A zero-indexed array A of length N contains all integers from 0 to N-1. Find and return the longest length of set S, where S[i] = {A[i], A[A[i]], A[A[A[i]]], ... } subjected to the rule below.

Suppose the first element in S starts with the selection of element A[i] of index = i, the next element in S should be A[A[i]], and then A[A[A[i]]]… By that analogy, we stop adding right before a duplicate element occurs in S.

Example 1:

Input: A = [5,4,0,3,1,6,2]
Output: 6
Explanation: 
A[0] = 5, A[1] = 4, A[2] = 0, A[3] = 3, A[4] = 1, A[5] = 6, A[6] = 2.

One of the longest S[K]:
S[0] = {A[0], A[5], A[6], A[2]} = {5, 6, 2, 0}

Note:

1. N is an integer within the range [1, 20,000].
2. The elements of A are all distinct.

1. Each element of A is an integer within the range [0, N-1].

题意：

一个含有n个元素的数组包含0-n-1这些数。
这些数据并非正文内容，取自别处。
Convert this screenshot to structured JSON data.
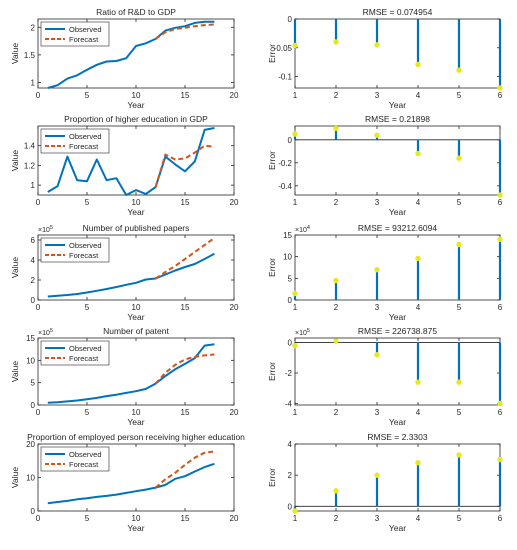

乱序排列，集合s[i]包含nums[i],nums[nums[i]]……这些元素，求最大的集合s。

思路：

我只会O(n^2)的(o(╥﹏╥)o）。O(n)的做法是，遍历数组，因为能够如果t=nums[i]，那么以t开始的肯定不是最长的集合。所以先遍历数组，将访问过的标记，直到访问已经标记的数，再求序列的最大值即可，因为不会重复访问已经标记的数，所以它只会遍历整个数组每个数一次，因此算法的时间复杂度是O(n)。

代码：

class Solution {
    public int arrayNesting(int[] nums) {
        int n=nums.length;
        int maxn=0;
        for(int i=0;i<n;i++)
        {
            if(nums[i]!=n)
            {
                int start=nums[i],count=0;
                while(nums[start]!=n)
                {
                    int temp=start;
                    start=nums[start];
                    count++;
                    nums[temp]=n;
                }
                maxn=Math.max(maxn,count);
            }
        }
        return maxn;
    }
}